Hungarian health authorities have reported (computer translated) four human cutaneous anthrax cases, at least one confirmed, in two separate counties in recent weeks.
The affected individuals were reported from farms in Bács-Kiskun and Békés counties. In addition, an additional 30 people were treated prophylactically with antibiotics due to possible exposure.
Animal health officials have reported a confirmed anthrax case in a cow and an additional four suspect cases on an outbreak in Kötegyán, Bekes.
These are the first human anthrax cases in Hungary in several years.
Anthrax is a serious infectious disease caused by gram-positive, rod-shaped bacteria known as Bacillus anthracis. Anthrax can be found naturally in soil and commonly affects domestic and wild animals around the world. Although it is rare, people can get sick with anthrax if they come in contact with infected animals or contaminated animal products.
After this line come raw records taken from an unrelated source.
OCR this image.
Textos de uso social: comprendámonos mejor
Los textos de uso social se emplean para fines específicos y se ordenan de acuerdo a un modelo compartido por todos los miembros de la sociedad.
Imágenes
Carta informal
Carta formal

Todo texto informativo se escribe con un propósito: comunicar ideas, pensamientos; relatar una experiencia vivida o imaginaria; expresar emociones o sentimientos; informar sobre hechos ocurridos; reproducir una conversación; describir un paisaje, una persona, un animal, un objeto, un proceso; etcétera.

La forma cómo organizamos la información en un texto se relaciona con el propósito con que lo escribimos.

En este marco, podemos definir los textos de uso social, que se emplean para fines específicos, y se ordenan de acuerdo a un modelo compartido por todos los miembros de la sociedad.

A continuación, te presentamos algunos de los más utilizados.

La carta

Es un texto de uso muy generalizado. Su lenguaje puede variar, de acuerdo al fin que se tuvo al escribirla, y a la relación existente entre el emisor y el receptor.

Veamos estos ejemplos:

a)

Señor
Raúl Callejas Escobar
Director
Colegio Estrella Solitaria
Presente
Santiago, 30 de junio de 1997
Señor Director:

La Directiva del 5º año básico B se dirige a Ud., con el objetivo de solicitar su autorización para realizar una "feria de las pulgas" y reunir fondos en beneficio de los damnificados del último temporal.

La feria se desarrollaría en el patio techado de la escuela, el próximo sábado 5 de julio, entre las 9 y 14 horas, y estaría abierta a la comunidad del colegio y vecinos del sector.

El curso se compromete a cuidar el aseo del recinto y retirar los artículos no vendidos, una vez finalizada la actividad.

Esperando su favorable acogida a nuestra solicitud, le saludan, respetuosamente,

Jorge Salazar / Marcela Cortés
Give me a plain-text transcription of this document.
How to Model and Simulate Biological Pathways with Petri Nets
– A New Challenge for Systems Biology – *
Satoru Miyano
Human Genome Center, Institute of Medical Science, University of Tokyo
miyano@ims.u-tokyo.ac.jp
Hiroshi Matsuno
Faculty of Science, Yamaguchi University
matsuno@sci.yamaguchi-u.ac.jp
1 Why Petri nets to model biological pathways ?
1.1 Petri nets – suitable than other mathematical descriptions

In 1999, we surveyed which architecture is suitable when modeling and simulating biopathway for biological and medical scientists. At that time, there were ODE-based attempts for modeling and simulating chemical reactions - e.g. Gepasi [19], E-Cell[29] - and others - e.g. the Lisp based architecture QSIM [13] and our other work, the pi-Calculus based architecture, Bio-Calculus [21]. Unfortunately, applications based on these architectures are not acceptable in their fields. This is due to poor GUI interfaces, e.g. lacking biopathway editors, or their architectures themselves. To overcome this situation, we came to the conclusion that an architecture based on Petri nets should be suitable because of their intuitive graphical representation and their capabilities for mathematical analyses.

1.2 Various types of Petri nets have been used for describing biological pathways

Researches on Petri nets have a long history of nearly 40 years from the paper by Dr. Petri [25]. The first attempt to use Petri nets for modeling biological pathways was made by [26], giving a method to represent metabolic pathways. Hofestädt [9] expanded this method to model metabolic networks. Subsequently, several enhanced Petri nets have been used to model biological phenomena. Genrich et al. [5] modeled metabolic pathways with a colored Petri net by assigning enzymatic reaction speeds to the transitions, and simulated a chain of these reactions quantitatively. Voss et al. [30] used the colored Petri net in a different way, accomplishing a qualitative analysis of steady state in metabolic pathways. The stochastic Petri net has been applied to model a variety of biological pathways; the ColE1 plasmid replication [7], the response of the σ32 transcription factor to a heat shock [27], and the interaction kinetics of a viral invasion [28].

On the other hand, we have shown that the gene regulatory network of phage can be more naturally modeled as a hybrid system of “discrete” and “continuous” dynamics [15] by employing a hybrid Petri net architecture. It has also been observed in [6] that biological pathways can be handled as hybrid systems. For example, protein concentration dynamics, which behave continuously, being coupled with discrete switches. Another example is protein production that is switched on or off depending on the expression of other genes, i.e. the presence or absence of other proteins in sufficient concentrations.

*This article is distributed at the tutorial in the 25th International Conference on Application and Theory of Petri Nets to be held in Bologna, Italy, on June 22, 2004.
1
Cutaneous anthrax occurs when the spore (or possibly the bacterium) enters a cut or abrasion on the skin. It starts out as a raised bump that looks like an insect bite. It then develops into a blackened lesion called an eschar that may form a scab. Lymph glands in the area may swell plus edema may be present. This form of anthrax responds well to antibiotics. If untreated, deaths can occur if the infection goes systemic. 95% of cases of anthrax are cutaneous.